When Microsoft accounts were first introduced in Windows 8, many users had concerns about privacy – specifically over the amount of data Microsoft would collect. In recent years, Microsoft has added settings to let you control how much you share, but it’s still easy to share more than you intend. To stop sharing info about which programs you’ve opened and websites you’ve visited, for example, go to Settings, Privacy, ‘Activity history’ and make sure the ‘Send my activity history to Microsoft’ is unticked (see screenshot).

Using a local account helps prevent this type of data being sent to Microsoft. However, if you want to download an app from the Microsoft Store, for example, you’ll need to sign in with a Microsoft Account – in which case, we recommend you changing the ‘Activity history’ setting as described above.

Our verdict

There’s no doubt a Microsoft account makes Windows easier to use. You don’t need to constantly sign into Microsoft services each time you want to use them and all your settings are synced across all your computers. And as long as you set up two-factor authentication, it’s secure and it provides a hassle-free way to reset your password should you forget it.

Throw in those extra benefits, such as the ability to track your laptop should it go missing, and it’s fair to say we go for a Microsoft account over an old-style local account every time.

That said, if you’ve no interest in using other Microsoft services (or prefer to sign into them individually) and would prefer not to store personal details online or share information with Microsoft, a local account will provide you with everything you need.

Make the switch

Changing from a local account to a Microsoft one (or vice versa) is easy and you can do it as often as you like – and it won’t affect any of your personal files.

Switch to a local account

Go to Settings, Accounts, then make sure the ‘Your info’ section on the left is selected. Click the ‘Sign in with a local account instead’ link on the right. You’ll be prompted to enter your current Microsoft account password, then choose a username and new password. Click ‘Sign out and finish’ to continue (doing this will sign you out of all Microsoft services).

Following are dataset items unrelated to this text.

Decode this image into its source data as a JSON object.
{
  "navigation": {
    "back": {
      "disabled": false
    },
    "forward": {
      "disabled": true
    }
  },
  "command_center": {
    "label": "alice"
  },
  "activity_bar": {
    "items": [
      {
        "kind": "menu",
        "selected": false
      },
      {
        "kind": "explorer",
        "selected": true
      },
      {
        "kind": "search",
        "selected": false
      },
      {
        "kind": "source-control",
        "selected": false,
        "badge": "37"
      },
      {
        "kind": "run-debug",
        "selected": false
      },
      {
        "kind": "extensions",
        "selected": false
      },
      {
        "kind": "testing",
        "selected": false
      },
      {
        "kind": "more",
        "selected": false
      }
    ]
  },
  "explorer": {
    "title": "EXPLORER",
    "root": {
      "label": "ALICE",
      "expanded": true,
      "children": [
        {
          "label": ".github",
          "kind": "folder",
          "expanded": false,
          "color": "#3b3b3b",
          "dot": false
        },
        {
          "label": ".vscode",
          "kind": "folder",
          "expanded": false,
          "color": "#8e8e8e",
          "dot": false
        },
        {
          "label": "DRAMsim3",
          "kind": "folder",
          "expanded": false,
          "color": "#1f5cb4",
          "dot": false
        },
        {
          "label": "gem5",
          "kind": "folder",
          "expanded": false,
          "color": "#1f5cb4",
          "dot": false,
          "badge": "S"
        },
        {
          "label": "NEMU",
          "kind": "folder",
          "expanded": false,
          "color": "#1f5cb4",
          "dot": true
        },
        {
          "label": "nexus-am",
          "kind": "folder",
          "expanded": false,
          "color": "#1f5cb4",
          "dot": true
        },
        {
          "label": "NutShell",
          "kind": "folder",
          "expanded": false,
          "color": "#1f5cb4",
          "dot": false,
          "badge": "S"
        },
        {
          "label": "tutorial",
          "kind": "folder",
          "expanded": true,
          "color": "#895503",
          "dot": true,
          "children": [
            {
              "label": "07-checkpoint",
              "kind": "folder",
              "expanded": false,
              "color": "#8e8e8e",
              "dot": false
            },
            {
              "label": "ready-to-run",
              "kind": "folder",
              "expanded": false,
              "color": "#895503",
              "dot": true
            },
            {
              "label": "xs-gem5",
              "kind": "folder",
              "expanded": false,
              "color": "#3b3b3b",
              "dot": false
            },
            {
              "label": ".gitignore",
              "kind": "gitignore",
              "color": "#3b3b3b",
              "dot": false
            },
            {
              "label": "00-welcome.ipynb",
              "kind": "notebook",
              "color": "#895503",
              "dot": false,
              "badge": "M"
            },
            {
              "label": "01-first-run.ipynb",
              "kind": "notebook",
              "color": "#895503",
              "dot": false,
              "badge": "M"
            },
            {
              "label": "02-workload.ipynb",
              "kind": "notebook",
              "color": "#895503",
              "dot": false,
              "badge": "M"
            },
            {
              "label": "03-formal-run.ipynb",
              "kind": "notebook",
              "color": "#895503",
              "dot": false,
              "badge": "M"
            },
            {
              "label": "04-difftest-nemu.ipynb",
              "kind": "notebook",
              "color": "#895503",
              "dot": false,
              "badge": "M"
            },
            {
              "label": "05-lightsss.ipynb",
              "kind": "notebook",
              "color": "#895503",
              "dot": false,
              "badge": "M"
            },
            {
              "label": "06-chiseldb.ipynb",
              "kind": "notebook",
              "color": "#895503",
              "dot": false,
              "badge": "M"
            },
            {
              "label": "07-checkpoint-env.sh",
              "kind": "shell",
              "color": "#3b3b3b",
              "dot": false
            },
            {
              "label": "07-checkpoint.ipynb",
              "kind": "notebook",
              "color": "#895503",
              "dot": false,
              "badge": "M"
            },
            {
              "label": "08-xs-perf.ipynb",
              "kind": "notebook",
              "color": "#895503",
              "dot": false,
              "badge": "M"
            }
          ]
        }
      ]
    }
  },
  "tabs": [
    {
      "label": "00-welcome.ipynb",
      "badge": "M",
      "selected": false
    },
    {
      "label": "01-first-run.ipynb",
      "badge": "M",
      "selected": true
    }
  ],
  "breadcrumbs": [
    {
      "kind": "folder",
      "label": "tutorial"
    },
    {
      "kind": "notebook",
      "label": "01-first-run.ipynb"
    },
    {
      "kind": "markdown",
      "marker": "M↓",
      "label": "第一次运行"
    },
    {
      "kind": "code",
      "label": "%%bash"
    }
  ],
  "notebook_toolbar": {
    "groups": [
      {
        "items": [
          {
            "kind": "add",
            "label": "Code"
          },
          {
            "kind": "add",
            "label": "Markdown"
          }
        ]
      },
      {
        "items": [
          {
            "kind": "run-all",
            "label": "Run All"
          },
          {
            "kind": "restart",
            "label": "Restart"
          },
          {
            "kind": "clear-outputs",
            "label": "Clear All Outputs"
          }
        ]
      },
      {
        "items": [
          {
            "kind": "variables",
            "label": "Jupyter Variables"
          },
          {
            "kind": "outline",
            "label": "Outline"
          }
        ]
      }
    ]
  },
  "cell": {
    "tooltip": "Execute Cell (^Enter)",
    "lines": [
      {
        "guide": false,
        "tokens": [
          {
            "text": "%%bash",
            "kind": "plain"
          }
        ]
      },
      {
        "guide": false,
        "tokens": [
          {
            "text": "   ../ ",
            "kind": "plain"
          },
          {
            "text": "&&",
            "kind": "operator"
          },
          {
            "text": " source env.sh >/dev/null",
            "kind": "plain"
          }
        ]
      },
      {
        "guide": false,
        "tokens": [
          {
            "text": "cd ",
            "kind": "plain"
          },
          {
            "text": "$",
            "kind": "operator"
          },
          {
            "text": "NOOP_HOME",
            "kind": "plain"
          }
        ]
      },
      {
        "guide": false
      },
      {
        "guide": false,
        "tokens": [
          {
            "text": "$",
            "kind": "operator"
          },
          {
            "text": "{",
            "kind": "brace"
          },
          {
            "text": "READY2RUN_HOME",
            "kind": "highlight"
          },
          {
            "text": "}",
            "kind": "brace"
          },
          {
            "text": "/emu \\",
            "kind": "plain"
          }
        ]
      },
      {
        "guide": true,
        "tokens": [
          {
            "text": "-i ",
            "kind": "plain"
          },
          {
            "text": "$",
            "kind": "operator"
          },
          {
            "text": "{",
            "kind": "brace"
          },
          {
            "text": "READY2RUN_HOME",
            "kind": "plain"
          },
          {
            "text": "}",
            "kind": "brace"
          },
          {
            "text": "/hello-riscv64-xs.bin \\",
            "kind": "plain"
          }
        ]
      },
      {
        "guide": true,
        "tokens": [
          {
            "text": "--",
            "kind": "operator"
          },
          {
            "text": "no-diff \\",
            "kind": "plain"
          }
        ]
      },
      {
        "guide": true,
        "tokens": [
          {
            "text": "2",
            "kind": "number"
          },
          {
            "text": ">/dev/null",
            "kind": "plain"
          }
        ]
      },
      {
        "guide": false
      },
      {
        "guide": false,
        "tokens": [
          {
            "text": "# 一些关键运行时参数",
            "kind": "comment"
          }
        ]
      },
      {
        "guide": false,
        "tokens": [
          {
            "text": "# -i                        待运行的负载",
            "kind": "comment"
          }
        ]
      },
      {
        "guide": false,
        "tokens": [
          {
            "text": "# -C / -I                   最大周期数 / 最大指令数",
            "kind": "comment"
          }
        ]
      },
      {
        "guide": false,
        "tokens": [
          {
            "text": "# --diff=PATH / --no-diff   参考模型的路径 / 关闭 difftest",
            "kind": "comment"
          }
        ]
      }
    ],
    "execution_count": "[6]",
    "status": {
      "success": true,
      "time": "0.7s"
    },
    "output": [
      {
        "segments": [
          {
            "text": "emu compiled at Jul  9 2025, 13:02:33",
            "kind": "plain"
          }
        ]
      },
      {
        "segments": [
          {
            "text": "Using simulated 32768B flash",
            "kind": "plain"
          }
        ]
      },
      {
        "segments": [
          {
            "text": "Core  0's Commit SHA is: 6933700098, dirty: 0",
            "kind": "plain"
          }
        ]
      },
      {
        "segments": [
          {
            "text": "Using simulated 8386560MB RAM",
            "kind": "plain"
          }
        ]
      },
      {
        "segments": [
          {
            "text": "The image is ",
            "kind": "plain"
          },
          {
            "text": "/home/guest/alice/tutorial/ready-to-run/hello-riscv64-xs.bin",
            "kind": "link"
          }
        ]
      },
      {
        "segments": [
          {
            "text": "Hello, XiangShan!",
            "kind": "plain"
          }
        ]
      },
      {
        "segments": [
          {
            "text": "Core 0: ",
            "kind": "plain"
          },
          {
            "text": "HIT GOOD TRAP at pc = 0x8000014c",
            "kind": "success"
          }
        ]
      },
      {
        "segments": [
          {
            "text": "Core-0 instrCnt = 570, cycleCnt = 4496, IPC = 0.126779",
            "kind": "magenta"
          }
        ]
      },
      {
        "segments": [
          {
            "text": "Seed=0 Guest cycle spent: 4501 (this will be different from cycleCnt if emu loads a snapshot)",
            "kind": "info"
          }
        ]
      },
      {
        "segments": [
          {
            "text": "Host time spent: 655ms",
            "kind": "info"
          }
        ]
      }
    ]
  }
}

Switch to a Microsoft account

Go to Settings, Accounts, then the ‘Your info’ section, and click the ‘Sign in with a Microsoft account instead’ link (see screenshot). You now need to enter your Microsoft account username and password. If you don’t already have an account, click ‘Create one’, then follow the instructions. Otherwise, enter your current local account password, then click Next. You’ll then be prompted to set up a PIN. This PIN is only stored on your PC and saves you from having to type your full Microsoft account password each time you want to log into Windows. At this point, we also recommend you set up two-factor authentication (see above).